RAPID CITY, S.D. (Mar. 1, 2016) – Two South Dakota Senate bills would legalize medical marijuana in the state, effectively blocking the deplorable federal prohibition of cannabis.
Senate Bill 167 (SB167) was introduced by Sen. Angie O’Donnell (D-Sioux Falls) and two bipartisan co-sponsors, while Senate Bill 171 (SB171) was introduced by the Senate Health and Human Services Committee. These bills would set up a state regulatory regime allowing medical marijuana to make its way into the hands of the sick.
SB167 contains a simple declaration stating that “the compassionate use of medical cannabis is permitted and the use shall be regulated.”
SB171 would permit South Dakota residents complying under the regulatory framework set up by the bill to do the following:
"(1) Purchase or otherwise acquire cannabis from cultivation facility, or a cannabis product or cannabis from a cannabis product manufacturing facility;
(2) Possess, produce, process, manufacture, compound, convert, prepare, pack, repack, and store cannabis or a cannabis product;
(3) Deliver, transfer, or transport cannabis, a cannabis product, cannabis paraphernalia, or related supplies or educational materials to a dispensary or cannabis product manufacturing facility;
(4) Deliver, transfer, or transport cannabis to a testing facility and compensate a testing facility for services provided; or
(5) Deliver, sell, supply, transfer, or transport cannabis, a cannabis product, cannabis paraphernalia, or related supplies or educational materials to a cannabis product manufacturing facility or dispensary."
Under SB171, patients would qualify to use medical marijuana if they suffered from AIDS, HIV, anorexia, arthritis, endometriosis, cachexia or wasting disease, cancer, glaucoma, hepatitis C, amyotrophic lateral sclerosis, multiple sclerosis, reflex sympathetic dystrophy, Crohn’s disease, Alzheimer’s disease, ulcerative colitis, irritable bowel syndrome, continuous muscle spasms, epilepsy or seizures, severe nausea, debilitating pain, post traumatic stress disorder, and the treatment of the aforementioned diseases and conditions.
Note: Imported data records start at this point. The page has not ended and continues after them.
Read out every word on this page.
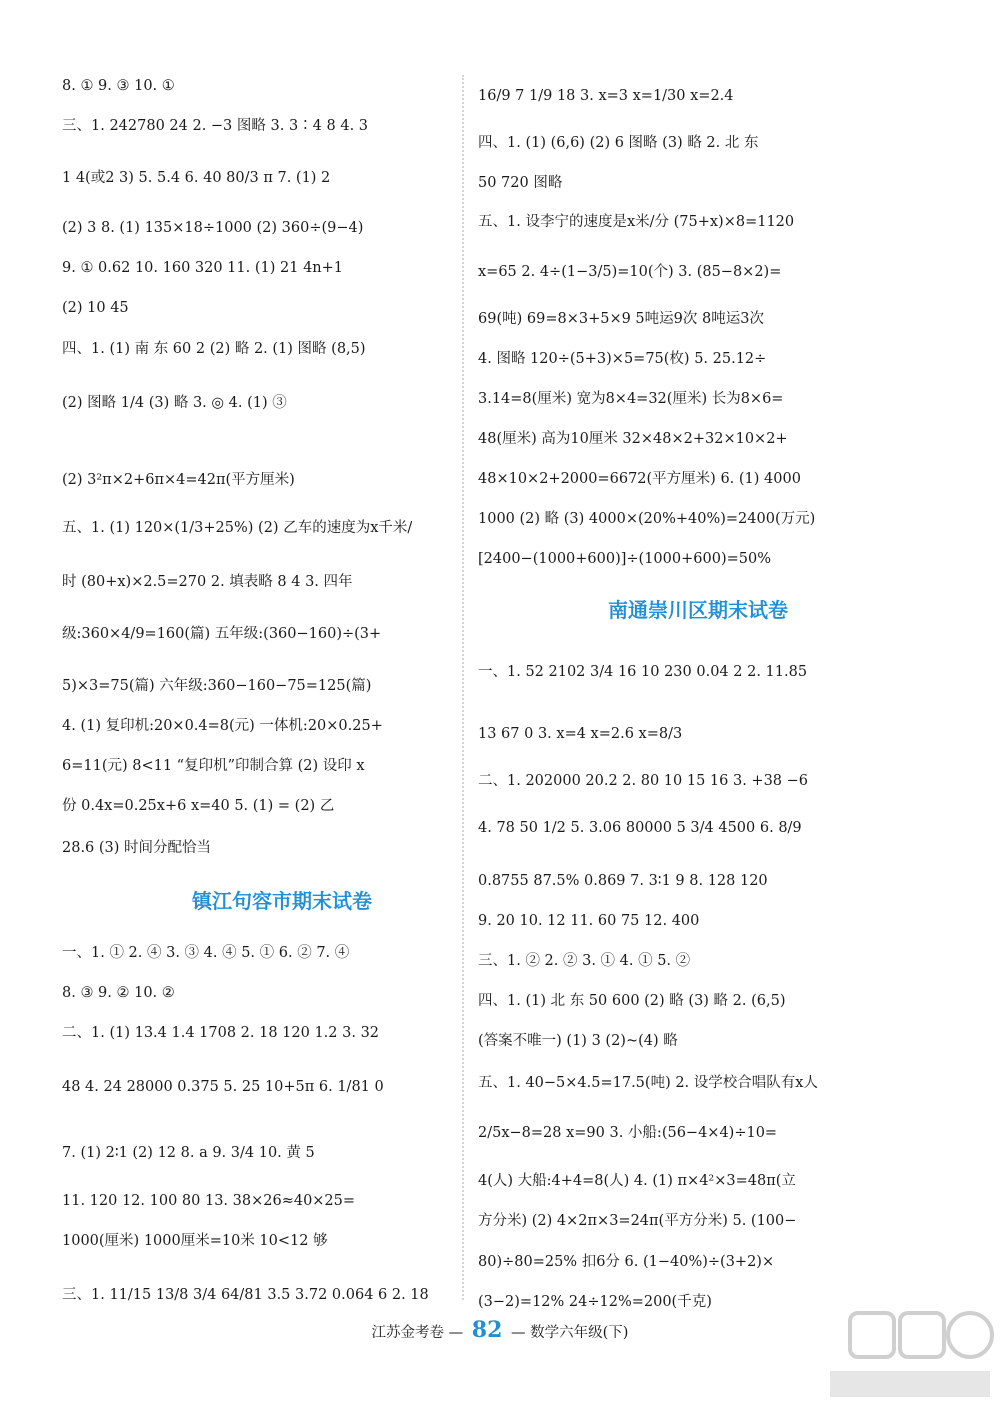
8. ① 9. ③ 10. ①
三、1. 242780 24 2. −3 图略 3. 3∶4 8 4. 3
1 4(或2 3) 5. 5.4 6. 40 80/3 π 7. (1) 2
(2) 3 8. (1) 135×18÷1000 (2) 360÷(9−4)
9. ① 0.62 10. 160 320 11. (1) 21 4n+1
(2) 10 45
四、1. (1) 南 东 60 2 (2) 略 2. (1) 图略 (8,5)
(2) 图略 1/4 (3) 略 3. ◎ 4. (1) ③
(2) 3²π×2+6π×4=42π(平方厘米)
五、1. (1) 120×(1/3+25%) (2) 乙车的速度为x千米/
时 (80+x)×2.5=270 2. 填表略 8 4 3. 四年
级:360×4/9=160(篇) 五年级:(360−160)÷(3+
5)×3=75(篇) 六年级:360−160−75=125(篇)
4. (1) 复印机:20×0.4=8(元) 一体机:20×0.25+
6=11(元) 8<11 “复印机”印制合算 (2) 设印 x
份 0.4x=0.25x+6 x=40 5. (1) = (2) 乙
28.6 (3) 时间分配恰当
镇江句容市期末试卷
一、1. ① 2. ④ 3. ③ 4. ④ 5. ① 6. ② 7. ④
8. ③ 9. ② 10. ②
二、1. (1) 13.4 1.4 1708 2. 18 120 1.2 3. 32
48 4. 24 28000 0.375 5. 25 10+5π 6. 1/81 0
7. (1) 2∶1 (2) 12 8. a 9. 3/4 10. 黄 5
11. 120 12. 100 80 13. 38×26≈40×25=
1000(厘米) 1000厘米=10米 10<12 够
三、1. 11/15 13/8 3/4 64/81 3.5 3.72 0.064 6 2. 18
16/9 7 1/9 18 3. x=3 x=1/30 x=2.4
四、1. (1) (6,6) (2) 6 图略 (3) 略 2. 北 东
50 720 图略
五、1. 设李宁的速度是x米/分 (75+x)×8=1120
x=65 2. 4÷(1−3/5)=10(个) 3. (85−8×2)=
69(吨) 69=8×3+5×9 5吨运9次 8吨运3次
4. 图略 120÷(5+3)×5=75(枚) 5. 25.12÷
3.14=8(厘米) 宽为8×4=32(厘米) 长为8×6=
48(厘米) 高为10厘米 32×48×2+32×10×2+
48×10×2+2000=6672(平方厘米) 6. (1) 4000
1000 (2) 略 (3) 4000×(20%+40%)=2400(万元)
[2400−(1000+600)]÷(1000+600)=50%
南通崇川区期末试卷
一、1. 52 2102 3/4 16 10 230 0.04 2 2. 11.85
13 67 0 3. x=4 x=2.6 x=8/3
二、1. 202000 20.2 2. 80 10 15 16 3. +38 −6
4. 78 50 1/2 5. 3.06 80000 5 3/4 4500 6. 8/9
0.8755 87.5% 0.869 7. 3∶1 9 8. 128 120
9. 20 10. 12 11. 60 75 12. 400
三、1. ② 2. ② 3. ① 4. ① 5. ②
四、1. (1) 北 东 50 600 (2) 略 (3) 略 2. (6,5)
(答案不唯一) (1) 3 (2)~(4) 略
五、1. 40−5×4.5=17.5(吨) 2. 设学校合唱队有x人
2/5x−8=28 x=90 3. 小船:(56−4×4)÷10=
4(人) 大船:4+4=8(人) 4. (1) π×4²×3=48π(立
方分米) (2) 4×2π×3=24π(平方分米) 5. (100−
80)÷80=25% 扣6分 6. (1−40%)÷(3+2)×
(3−2)=12% 24÷12%=200(千克)
江苏金考卷 — 82 — 数学六年级(下)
Other conditions may qualify under the discretion of state regulators. Dispensaries would be legalized to distribute medical marijuana under the bill as well.
Despite federal marijuana prohibition, measures such as SB167 and SB171 remain perfectly lawful, and there is little if anything the feds can do to stop them in practice.
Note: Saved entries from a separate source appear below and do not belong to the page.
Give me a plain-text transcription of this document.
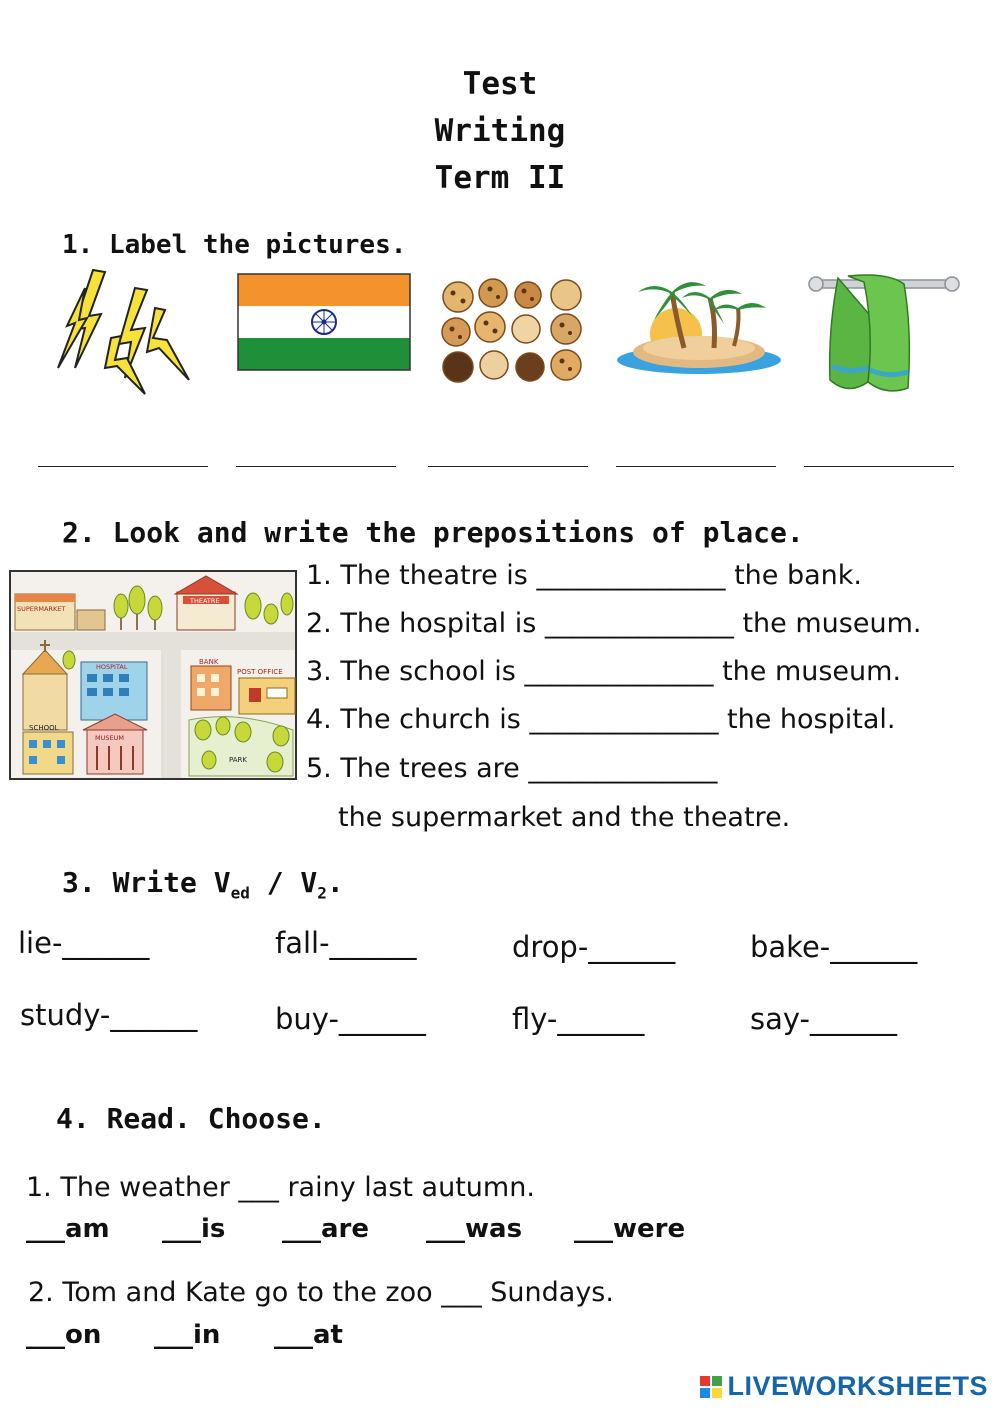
Test
Writing
Term II
1. Label the pictures.
2. Look and write the prepositions of place.
SUPERMARKET
THEATRE
HOSPITAL
SCHOOL
MUSEUM
BANK
POST OFFICE
PARK
1. The theatre is ______________ the bank.
2. The hospital is ______________ the museum.
3. The school is ______________ the museum.
4. The church is ______________ the hospital.
5. The trees are ______________
the supermarket and the theatre.
3. Write $V_{ed} / V_2$.
lie-______	fall-______	drop-______	bake-______
study-______	buy-______	fly-______	say-______
4. Read. Choose.
1. The weather ___ rainy last autumn.
___am ___is ___are ___was ___were
2. Tom and Kate go to the zoo ___ Sundays.
___on ___in ___at
LIVEWORKSHEETS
EFFECT ON FEDERAL PROHIBITION
Passage of these bills would partially remove one layer of law prohibiting the possession and use of marijuana in South Dakota, but federal prohibition would remain in place.
Of course, the federal government lacks any legitimate authority to ban or regulate marijuana within the borders of a state, despite the opinion of the politically connected lawyers on the Supreme Court. If you doubt this, ask yourself why it took a constitutional amendment to institute federal alcohol prohibition.
While this South Dakota bills would not alter federal law, they would take a step toward blocking in effect the federal ban. FBI statistics show that law enforcement makes approximately 99 of 100 marijuana arrests under state, not federal law. By easing the state laws, the South Dakota legislature would remove some of the basis for 99 percent of marijuana arrests.
Furthermore, figures indicate it would take 40 percent of the DEA’s yearly-budget just to investigate and raid all of the dispensaries in Los Angeles – a single city in a single state. That does not include the cost of prosecution. The lesson? The feds lack the resources to enforce marijuana prohibition without state assistance.
If the South Dakota legislature passes SB167 or SB171, the Mount Rushmore State would join a growing number of states simply ignoring federal prohibition. Colorado, Washington state and Alaska have all legalized both recreational and medical marijuana, and 23 states now allow cannabis for medical use. With nearly half the country legalizing marijuana, the feds find themselves in a position where they simply can’t enforce prohibition any more. The feds need state cooperation to fight the “drug war,” and that has rapidly evaporated in the last few years with state legalization, practically ending the ban.
“The lesson here is pretty straight forward. When enough people say, ‘No!’ to the federal government, and enough states pass laws backing those people up, there’s not much the feds can do to shove their so-called laws, regulations or mandates down our throats,” policy analyst Michael Boldin said.
SB167 and SB171 must pass the Senate Health & Provider Services Committee before they can receive votes in the full Senate.